O dólar comercial encerrou nesta quarta-feira (18) cotado a R$ 5,24, refletindo a escalada das tensões geopolíticas entre Estados Unidos e Irã, além de dados do Federal Reserve. Esse cenário de incertezas globais impacta diretamente o panorama econômico nacional, com reflexos no poder de compra do brasileiro.
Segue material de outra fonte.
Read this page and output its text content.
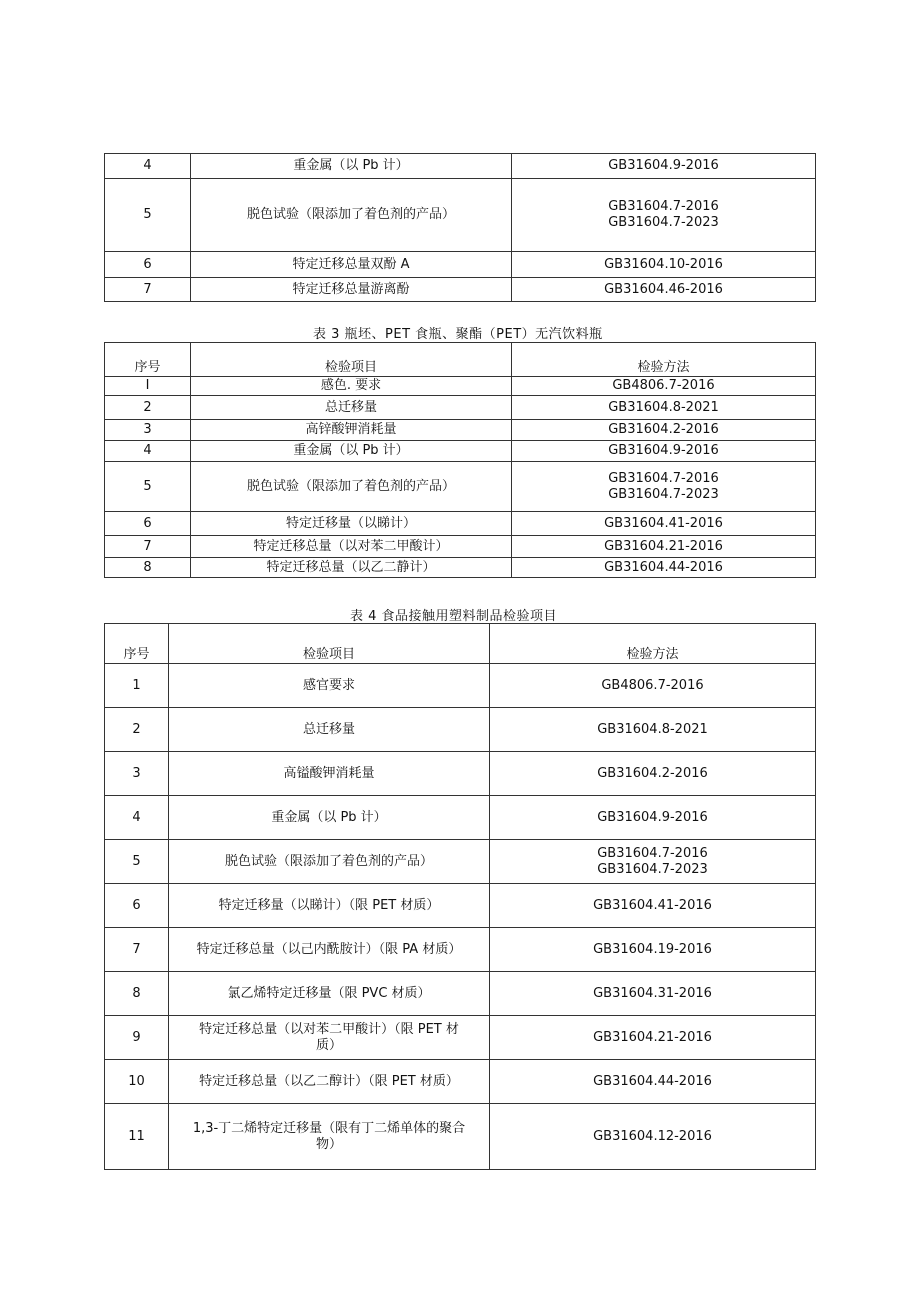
4	重金属（以 Pb 计）	GB31604.9-2016
5	脱色试验（限添加了着色剂的产品）	GB31604.7-2016
GB31604.7-2023
6	特定迁移总量双酚 A	GB31604.10-2016
7	特定迁移总量游离酚	GB31604.46-2016
表 3 瓶坯、PET 食瓶、聚酯（PET）无汽饮料瓶
序号	检验项目	检验方法
I	感色. 要求	GB4806.7-2016
2	总迁移量	GB31604.8-2021
3	高锌酸钾消耗量	GB31604.2-2016
4	重金属（以 Pb 计）	GB31604.9-2016
5	脱色试验（限添加了着色剂的产品）	GB31604.7-2016
GB31604.7-2023
6	特定迁移量（以睇计）	GB31604.41-2016
7	特定迁移总量（以对苯二甲酸计）	GB31604.21-2016
8	特定迁移总量（以乙二静计）	GB31604.44-2016
表 4 食品接触用塑料制品检验项目
序号	检验项目	检验方法
1	感官要求	GB4806.7-2016
2	总迁移量	GB31604.8-2021
3	高镒酸钾消耗量	GB31604.2-2016
4	重金属（以 Pb 计）	GB31604.9-2016
5	脱色试验（限添加了着色剂的产品）	GB31604.7-2016
GB31604.7-2023
6	特定迁移量（以睇计）（限 PET 材质）	GB31604.41-2016
7	特定迁移总量（以己内酰胺计）（限 PA 材质）	GB31604.19-2016
8	氯乙烯特定迁移量（限 PVC 材质）	GB31604.31-2016
9	特定迁移总量（以对苯二甲酸计）（限 PET 材
质）	GB31604.21-2016
10	特定迁移总量（以乙二醇计）（限 PET 材质）	GB31604.44-2016
11	1,3-丁二烯特定迁移量（限有丁二烯单体的聚合
物）	GB31604.12-2016
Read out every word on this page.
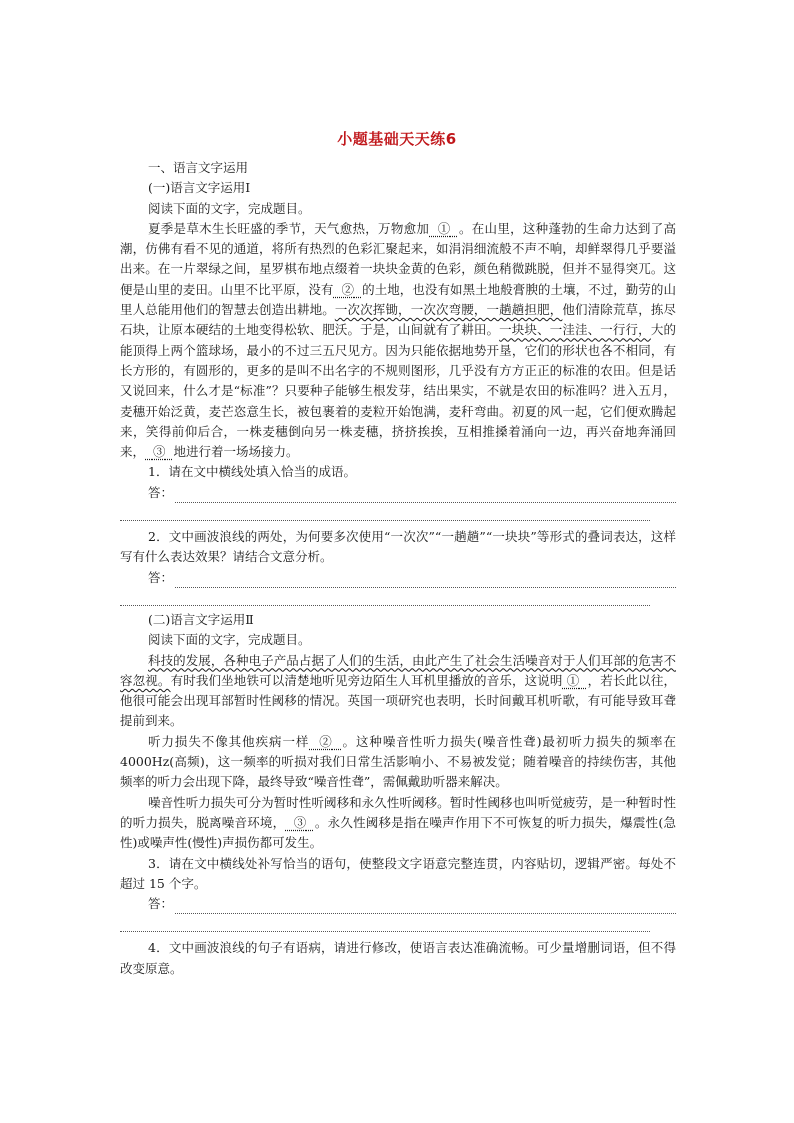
小题基础天天练6

一、语言文字运用

(一)语言文字运用Ⅰ

阅读下面的文字，完成题目。

夏季是草木生长旺盛的季节，天气愈热，万物愈加 ① 。在山里，这种蓬勃的生命力达到了高潮，仿佛有看不见的通道，将所有热烈的色彩汇聚起来，如涓涓细流般不声不响，却鲜翠得几乎要溢出来。在一片翠绿之间，星罗棋布地点缀着一块块金黄的色彩，颜色稍微跳脱，但并不显得突兀。这便是山里的麦田。山里不比平原，没有 ② 的土地，也没有如黑土地般膏腴的土壤，不过，勤劳的山里人总能用他们的智慧去创造出耕地。一次次挥锄，一次次弯腰，一趟趟担肥，他们清除荒草，拣尽石块，让原本硬结的土地变得松软、肥沃。于是，山间就有了耕田。一块块、一洼洼、一行行，大的能顶得上两个篮球场，最小的不过三五尺见方。因为只能依据地势开垦，它们的形状也各不相同，有长方形的，有圆形的，更多的是叫不出名字的不规则图形，几乎没有方方正正的标准的农田。但是话又说回来，什么才是“标准”？只要种子能够生根发芽，结出果实，不就是农田的标准吗？进入五月，麦穗开始泛黄，麦芒恣意生长，被包裹着的麦粒开始饱满，麦秆弯曲。初夏的风一起，它们便欢腾起来，笑得前仰后合，一株麦穗倒向另一株麦穗，挤挤挨挨，互相推搡着涌向一边，再兴奋地奔涌回来， ③ 地进行着一场场接力。

1．请在文中横线处填入恰当的成语。

答：

2．文中画波浪线的两处，为何要多次使用“一次次”“一趟趟”“一块块”等形式的叠词表达，这样写有什么表达效果？请结合文意分析。

答：

(二)语言文字运用Ⅱ

阅读下面的文字，完成题目。

科技的发展，各种电子产品占据了人们的生活，由此产生了社会生活噪音对于人们耳部的危害不容忽视。有时我们坐地铁可以清楚地听见旁边陌生人耳机里播放的音乐，这说明 ① ，若长此以往，他很可能会出现耳部暂时性阈移的情况。英国一项研究也表明，长时间戴耳机听歌，有可能导致耳聋提前到来。

听力损失不像其他疾病一样 ② 。这种噪音性听力损失(噪音性聋)最初听力损失的频率在 4000Hz(高频)，这一频率的听损对我们日常生活影响小、不易被发觉；随着噪音的持续伤害，其他频率的听力会出现下降，最终导致“噪音性聋”，需佩戴助听器来解决。

噪音性听力损失可分为暂时性听阈移和永久性听阈移。暂时性阈移也叫听觉疲劳，是一种暂时性的听力损失，脱离噪音环境， ③ 。永久性阈移是指在噪声作用下不可恢复的听力损失，爆震性(急性)或噪声性(慢性)声损伤都可发生。

3．请在文中横线处补写恰当的语句，使整段文字语意完整连贯，内容贴切，逻辑严密。每处不超过 15 个字。

答：

4．文中画波浪线的句子有语病，请进行修改，使语言表达准确流畅。可少量增删词语，但不得改变原意。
O Resumo explica e descomplica para você.
Dólar Sobe para R$ 5,24 em Dia de Instabilidade
– Dólar comercial encerrou nesta quarta-feira (18) vendido a R$ 5,24. – Alta de R$ 0,011 (+0,21%) em relação ao fechamento anterior. – A cotação máxima do dia atingiu R$ 5,25 por volta das 15h50. – O pregão foi encurtado devido à Quarta-Feira de Cinzas.
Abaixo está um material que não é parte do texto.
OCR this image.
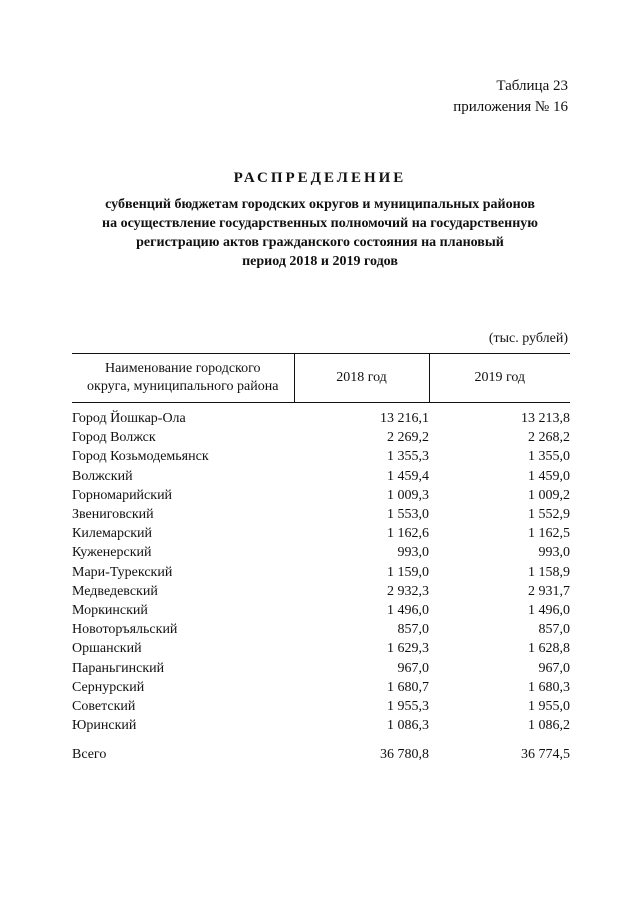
Таблица 23
приложения № 16
РАСПРЕДЕЛЕНИЕ
субвенций бюджетам городских округов и муниципальных районов
на осуществление государственных полномочий на государственную
регистрацию актов гражданского состояния на плановый
период 2018 и 2019 годов
(тыс. рублей)
Наименование городского
округа, муниципального района	2018 год	2019 год
Город Йошкар-Ола	13 216,1	13 213,8
Город Волжск	2 269,2	2 268,2
Город Козьмодемьянск	1 355,3	1 355,0
Волжский	1 459,4	1 459,0
Горномарийский	1 009,3	1 009,2
Звениговский	1 553,0	1 552,9
Килемарский	1 162,6	1 162,5
Куженерский	993,0	993,0
Мари-Турекский	1 159,0	1 158,9
Медведевский	2 932,3	2 931,7
Моркинский	1 496,0	1 496,0
Новоторъяльский	857,0	857,0
Оршанский	1 629,3	1 628,8
Параньгинский	967,0	967,0
Сернурский	1 680,7	1 680,3
Советский	1 955,3	1 955,0
Юринский	1 086,3	1 086,2
Всего	36 780,8	36 774,5
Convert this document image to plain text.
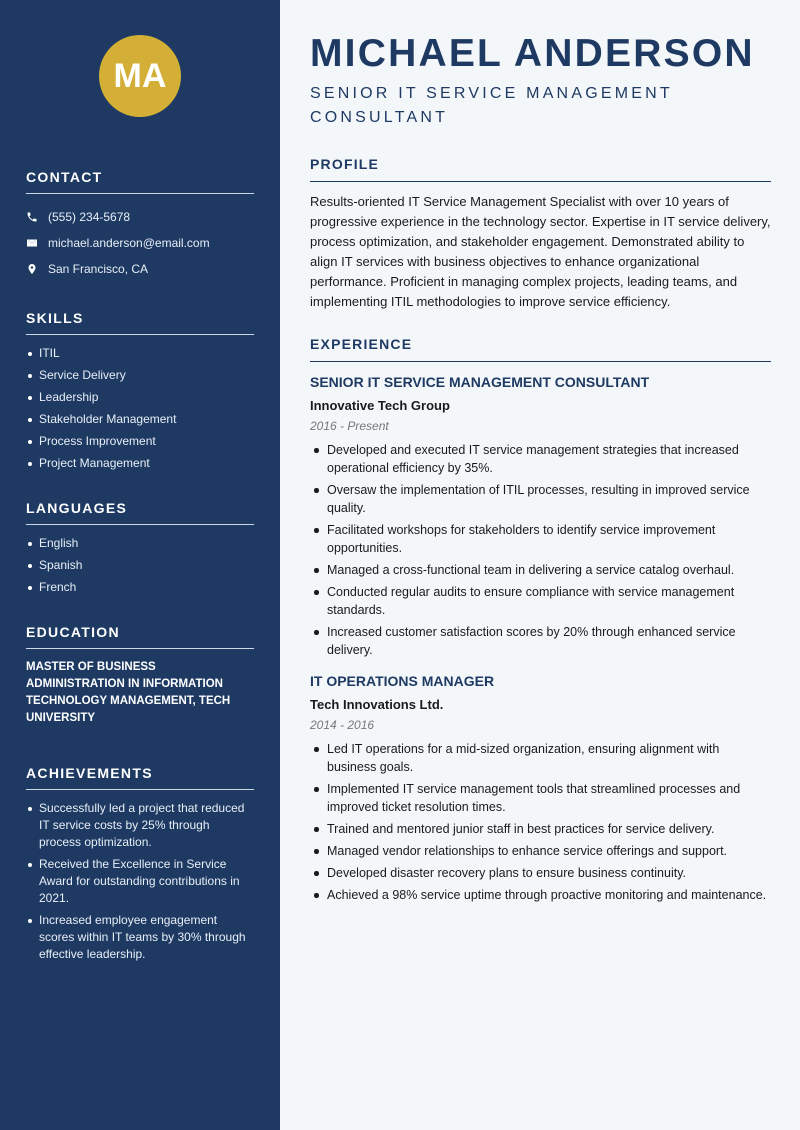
MA
CONTACT
(555) 234-5678
michael.anderson@email.com
San Francisco, CA
SKILLS
ITIL
Service Delivery
Leadership
Stakeholder Management
Process Improvement
Project Management
LANGUAGES
English
Spanish
French
EDUCATION
MASTER OF BUSINESS ADMINISTRATION IN INFORMATION TECHNOLOGY MANAGEMENT, TECH UNIVERSITY
ACHIEVEMENTS
Successfully led a project that reduced IT service costs by 25% through process optimization.
Received the Excellence in Service Award for outstanding contributions in 2021.
Increased employee engagement scores within IT teams by 30% through effective leadership.
MICHAEL ANDERSON
SENIOR IT SERVICE MANAGEMENT CONSULTANT
PROFILE

Results-oriented IT Service Management Specialist with over 10 years of progressive experience in the technology sector. Expertise in IT service delivery, process optimization, and stakeholder engagement. Demonstrated ability to align IT services with business objectives to enhance organizational performance. Proficient in managing complex projects, leading teams, and implementing ITIL methodologies to improve service efficiency.

EXPERIENCE
SENIOR IT SERVICE MANAGEMENT CONSULTANT
Innovative Tech Group
2016 - Present
Developed and executed IT service management strategies that increased operational efficiency by 35%.
Oversaw the implementation of ITIL processes, resulting in improved service quality.
Facilitated workshops for stakeholders to identify service improvement opportunities.
Managed a cross-functional team in delivering a service catalog overhaul.
Conducted regular audits to ensure compliance with service management standards.
Increased customer satisfaction scores by 20% through enhanced service delivery.
IT OPERATIONS MANAGER
Tech Innovations Ltd.
2014 - 2016
Led IT operations for a mid-sized organization, ensuring alignment with business goals.
Implemented IT service management tools that streamlined processes and improved ticket resolution times.
Trained and mentored junior staff in best practices for service delivery.
Managed vendor relationships to enhance service offerings and support.
Developed disaster recovery plans to ensure business continuity.
Achieved a 98% service uptime through proactive monitoring and maintenance.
O que isso muda na prática: A valorização do dólar encarece produtos importados, desde eletrônicos a insumos básicos, podendo pressionar a inflação e reduzir o poder de compra das famílias brasileiras.
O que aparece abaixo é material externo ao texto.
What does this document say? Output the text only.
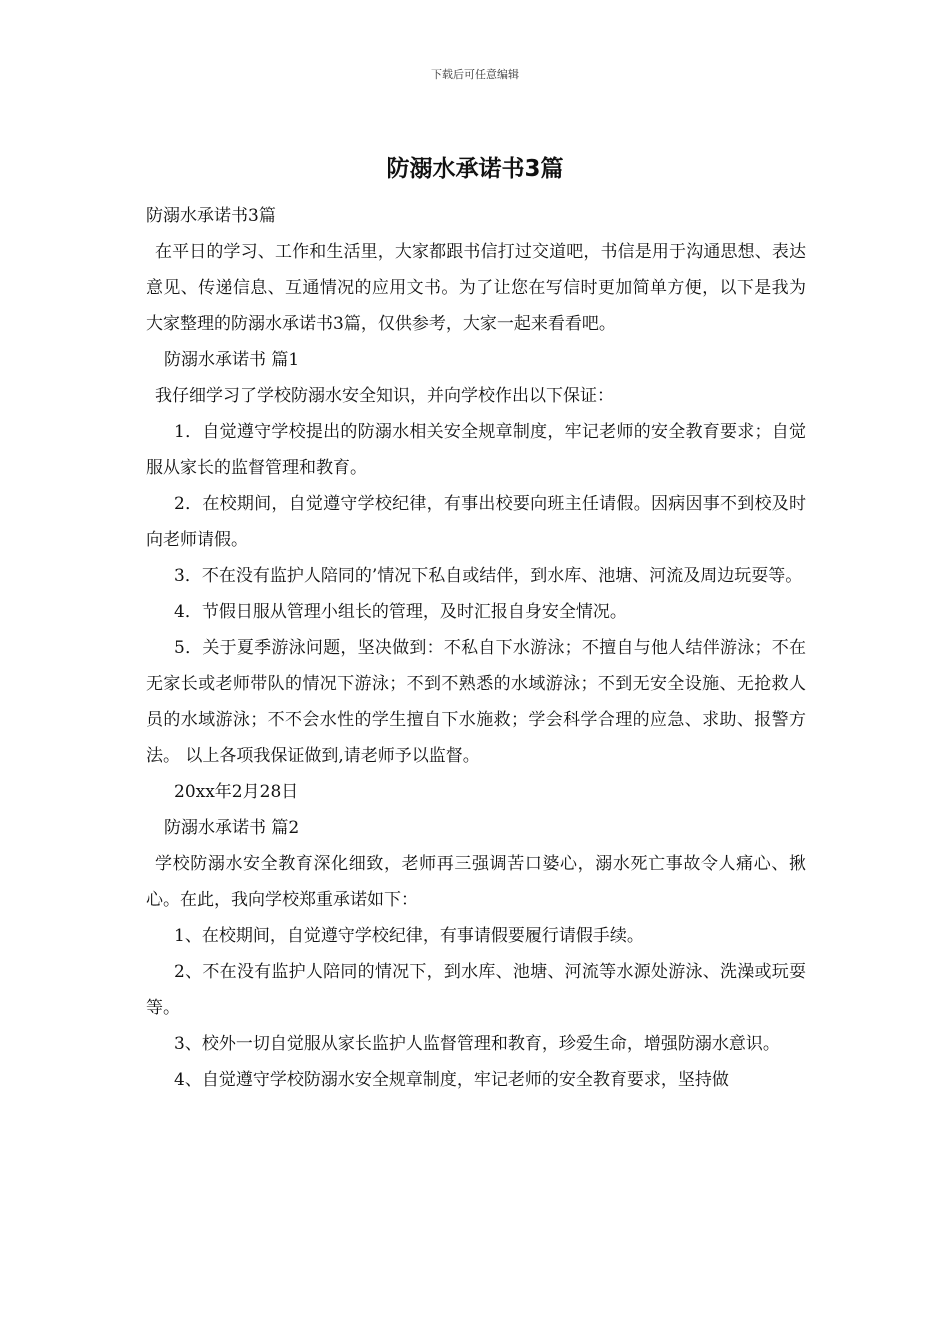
下载后可任意编辑
防溺水承诺书3篇

防溺水承诺书3篇

在平日的学习、工作和生活里，大家都跟书信打过交道吧，书信是用于沟通思想、表达意见、传递信息、互通情况的应用文书。为了让您在写信时更加简单方便，以下是我为大家整理的防溺水承诺书3篇，仅供参考，大家一起来看看吧。

防溺水承诺书 篇1

我仔细学习了学校防溺水安全知识，并向学校作出以下保证：

1．自觉遵守学校提出的防溺水相关安全规章制度，牢记老师的安全教育要求；自觉服从家长的监督管理和教育。

2．在校期间，自觉遵守学校纪律，有事出校要向班主任请假。因病因事不到校及时向老师请假。

3．不在没有监护人陪同的’情况下私自或结伴，到水库、池塘、河流及周边玩耍等。

4．节假日服从管理小组长的管理，及时汇报自身安全情况。

5．关于夏季游泳问题，坚决做到：不私自下水游泳；不擅自与他人结伴游泳；不在无家长或老师带队的情况下游泳；不到不熟悉的水域游泳；不到无安全设施、无抢救人员的水域游泳；不不会水性的学生擅自下水施救；学会科学合理的应急、求助、报警方法。 以上各项我保证做到,请老师予以监督。

20xx年2月28日

防溺水承诺书 篇2

学校防溺水安全教育深化细致，老师再三强调苦口婆心，溺水死亡事故令人痛心、揪心。在此，我向学校郑重承诺如下：

1、在校期间，自觉遵守学校纪律，有事请假要履行请假手续。

2、不在没有监护人陪同的情况下，到水库、池塘、河流等水源处游泳、洗澡或玩耍等。

3、校外一切自觉服从家长监护人监督管理和教育，珍爱生命，增强防溺水意识。

4、自觉遵守学校防溺水安全规章制度，牢记老师的安全教育要求，坚持做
Tensões Geopolíticas e Fed Impulsionam a Moeda Americana
– O presidente estadunidense, Donald Trump, voltou a ameaçar o Irã. – A Casa Branca afirmou haver “vários argumentos” para um possível ataque ao país. – A ata da última reunião do Federal Reserve (Fed), Banco Central estadunidense, revelou um mercado de trabalho mais resistente que o previsto. – Essa resiliência diminui as chances de cortes de juros nos Estados Unidos no curto prazo, acelerando a alta do dólar globalmente.
O que isso muda na prática: A instabilidade internacional e as expectativas de juros nos EUA tornam o dólar um porto seguro para investidores, desviando capitais do Brasil e de outras economias emergentes, o que contribui para a desvalorização do real.
Ibovespa Registra Terceira Queda Seguida na B3
– O índice Ibovespa, da B3, fechou aos 186.016 pontos. – Recuo de 0,24% nesta quarta-feira (18). – Essa foi a terceira queda consecutiva da bolsa. – O desempenho foi influenciado pela baixa do minério de ferro nos últimos dias, impactando ações de mineradoras.
O que isso muda na prática: A queda da bolsa, especialmente ligada a commodities, sinaliza cautela dos investidores em relação ao setor exportador brasileiro e pode impactar fundos de investimento e previdência que possuem exposição a essas ações.